Come Celebrate Juneteenth with The Majani Project in DC!

Flyer for Family 365: a Juneteenth celebration Event

Will you be in Washington DC this Saturday?

This Saturday June 15, The Majani Project is holding Family 365: A Genealogy Block Party to celebrate Juneteenth, National Independence Day. Honoring ancestors is the order of the day!

I’m so excited to say i’m one of the genealogists who’ll be participating in this event. I’ll be zooming in & chatting with Kenyatta Berry, former host of Genealogy Roadshow, LaJoy Mosby, President of AAHGS and guests about how to get started with genealogy– even if you haven’t started before. Let’s get into it!

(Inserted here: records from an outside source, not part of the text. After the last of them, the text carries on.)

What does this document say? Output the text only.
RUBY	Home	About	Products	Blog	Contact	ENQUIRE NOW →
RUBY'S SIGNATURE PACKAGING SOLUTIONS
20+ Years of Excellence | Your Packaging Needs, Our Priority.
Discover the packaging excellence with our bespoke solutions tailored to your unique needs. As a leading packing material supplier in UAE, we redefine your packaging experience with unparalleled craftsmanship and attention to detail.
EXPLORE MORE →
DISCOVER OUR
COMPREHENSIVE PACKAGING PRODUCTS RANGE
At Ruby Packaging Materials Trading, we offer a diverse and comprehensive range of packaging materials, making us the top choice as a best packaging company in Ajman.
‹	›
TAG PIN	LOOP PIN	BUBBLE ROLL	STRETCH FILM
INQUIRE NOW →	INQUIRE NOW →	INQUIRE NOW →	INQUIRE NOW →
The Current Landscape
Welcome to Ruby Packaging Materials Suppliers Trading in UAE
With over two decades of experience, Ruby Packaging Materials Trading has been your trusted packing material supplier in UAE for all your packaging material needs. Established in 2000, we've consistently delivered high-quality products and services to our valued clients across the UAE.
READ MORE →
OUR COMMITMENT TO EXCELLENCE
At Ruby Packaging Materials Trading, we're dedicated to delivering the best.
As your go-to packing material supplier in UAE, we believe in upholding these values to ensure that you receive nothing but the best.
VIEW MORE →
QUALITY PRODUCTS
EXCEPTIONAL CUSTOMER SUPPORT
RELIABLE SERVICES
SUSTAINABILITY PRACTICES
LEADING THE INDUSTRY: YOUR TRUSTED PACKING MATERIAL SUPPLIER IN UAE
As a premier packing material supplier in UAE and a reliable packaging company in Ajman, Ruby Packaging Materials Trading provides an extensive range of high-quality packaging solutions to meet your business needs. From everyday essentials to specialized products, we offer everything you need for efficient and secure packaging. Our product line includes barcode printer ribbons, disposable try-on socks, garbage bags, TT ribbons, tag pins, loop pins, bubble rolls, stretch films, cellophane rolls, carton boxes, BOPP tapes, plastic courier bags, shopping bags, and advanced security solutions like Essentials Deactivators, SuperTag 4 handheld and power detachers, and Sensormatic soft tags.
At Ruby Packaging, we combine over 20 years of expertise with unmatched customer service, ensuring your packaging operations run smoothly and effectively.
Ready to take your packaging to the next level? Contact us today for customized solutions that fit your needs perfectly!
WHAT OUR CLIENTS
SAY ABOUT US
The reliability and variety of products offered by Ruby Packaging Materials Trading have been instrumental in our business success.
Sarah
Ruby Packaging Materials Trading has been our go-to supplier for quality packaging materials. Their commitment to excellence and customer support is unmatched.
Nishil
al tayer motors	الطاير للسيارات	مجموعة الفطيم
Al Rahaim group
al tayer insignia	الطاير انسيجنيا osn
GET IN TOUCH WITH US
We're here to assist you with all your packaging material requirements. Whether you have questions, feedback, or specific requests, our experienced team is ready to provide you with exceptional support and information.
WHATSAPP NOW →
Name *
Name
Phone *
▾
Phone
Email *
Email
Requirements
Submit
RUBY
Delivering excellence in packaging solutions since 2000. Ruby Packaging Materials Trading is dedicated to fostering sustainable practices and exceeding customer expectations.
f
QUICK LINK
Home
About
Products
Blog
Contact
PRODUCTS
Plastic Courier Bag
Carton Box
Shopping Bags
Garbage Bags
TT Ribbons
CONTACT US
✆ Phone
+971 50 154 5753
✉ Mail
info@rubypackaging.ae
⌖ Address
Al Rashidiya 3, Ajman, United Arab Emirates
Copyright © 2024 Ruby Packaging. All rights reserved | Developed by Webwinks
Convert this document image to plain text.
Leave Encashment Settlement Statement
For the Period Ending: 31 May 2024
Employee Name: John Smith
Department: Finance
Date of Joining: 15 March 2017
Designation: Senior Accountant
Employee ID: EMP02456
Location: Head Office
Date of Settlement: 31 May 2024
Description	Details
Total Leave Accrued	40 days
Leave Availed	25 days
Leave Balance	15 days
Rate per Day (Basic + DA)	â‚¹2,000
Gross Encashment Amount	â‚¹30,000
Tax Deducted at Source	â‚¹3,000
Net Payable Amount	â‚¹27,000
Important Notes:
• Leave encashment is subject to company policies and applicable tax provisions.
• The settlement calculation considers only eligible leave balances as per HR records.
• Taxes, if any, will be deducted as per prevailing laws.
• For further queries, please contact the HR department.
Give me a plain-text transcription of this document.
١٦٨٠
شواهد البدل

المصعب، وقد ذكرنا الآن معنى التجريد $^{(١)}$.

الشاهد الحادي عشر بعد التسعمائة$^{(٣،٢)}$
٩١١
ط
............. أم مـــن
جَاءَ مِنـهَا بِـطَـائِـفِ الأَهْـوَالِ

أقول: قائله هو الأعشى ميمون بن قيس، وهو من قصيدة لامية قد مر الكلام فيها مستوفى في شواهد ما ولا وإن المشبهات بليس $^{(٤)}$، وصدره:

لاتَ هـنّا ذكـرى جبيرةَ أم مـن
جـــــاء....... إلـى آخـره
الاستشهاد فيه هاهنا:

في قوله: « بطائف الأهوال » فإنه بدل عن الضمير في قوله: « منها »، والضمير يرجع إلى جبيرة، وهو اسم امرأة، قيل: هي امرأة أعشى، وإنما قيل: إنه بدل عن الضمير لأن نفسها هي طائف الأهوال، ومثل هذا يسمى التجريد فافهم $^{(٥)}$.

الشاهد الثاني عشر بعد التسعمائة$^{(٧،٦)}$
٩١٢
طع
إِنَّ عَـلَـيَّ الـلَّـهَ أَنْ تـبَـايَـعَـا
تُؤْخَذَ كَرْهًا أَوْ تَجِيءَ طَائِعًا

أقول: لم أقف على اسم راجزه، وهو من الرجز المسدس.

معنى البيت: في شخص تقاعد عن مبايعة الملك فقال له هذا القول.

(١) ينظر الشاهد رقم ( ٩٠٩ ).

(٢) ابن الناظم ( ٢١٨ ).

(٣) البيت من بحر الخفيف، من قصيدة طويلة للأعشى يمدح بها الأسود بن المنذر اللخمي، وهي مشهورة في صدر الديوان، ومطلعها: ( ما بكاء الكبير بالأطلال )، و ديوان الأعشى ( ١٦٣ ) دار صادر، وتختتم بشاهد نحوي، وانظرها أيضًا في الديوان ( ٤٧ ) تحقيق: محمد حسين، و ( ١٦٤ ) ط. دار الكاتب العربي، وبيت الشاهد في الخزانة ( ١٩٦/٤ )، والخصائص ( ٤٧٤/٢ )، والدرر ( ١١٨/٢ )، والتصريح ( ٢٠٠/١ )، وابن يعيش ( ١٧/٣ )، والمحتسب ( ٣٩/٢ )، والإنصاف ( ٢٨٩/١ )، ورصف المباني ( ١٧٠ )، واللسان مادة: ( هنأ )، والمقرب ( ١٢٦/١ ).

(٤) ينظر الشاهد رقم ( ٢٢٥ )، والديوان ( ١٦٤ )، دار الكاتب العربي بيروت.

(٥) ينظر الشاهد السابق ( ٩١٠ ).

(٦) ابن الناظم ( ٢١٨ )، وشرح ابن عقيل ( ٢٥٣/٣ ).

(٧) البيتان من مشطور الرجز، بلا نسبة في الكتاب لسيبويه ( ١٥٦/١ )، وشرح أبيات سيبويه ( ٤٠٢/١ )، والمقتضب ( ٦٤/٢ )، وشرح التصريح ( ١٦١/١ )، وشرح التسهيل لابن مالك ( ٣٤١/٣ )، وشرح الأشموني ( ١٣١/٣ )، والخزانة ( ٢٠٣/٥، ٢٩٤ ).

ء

The indoor/outdoor event happens between 1-5pm at the Episcopal Church of the Atonement, more details below:

About the event: Ties of the Black and Brown communities in DC go deep! Chuck Brown is the father of go-go, but did you know about the music’s Latin influence?  We’re excited to announce a first-ever event in a celebration of similar and shared heritage, history, and identity. Plus—discover how to unlock the secrets of your own ancestry with renowned genealogists LaJoy Mosby, President of AAHGS, Dr. Ellen Fernandez-Sacco, with special guest  Ms. Kenyatta Berry, former co-host of the “Genealogy Roadshow” will also be here!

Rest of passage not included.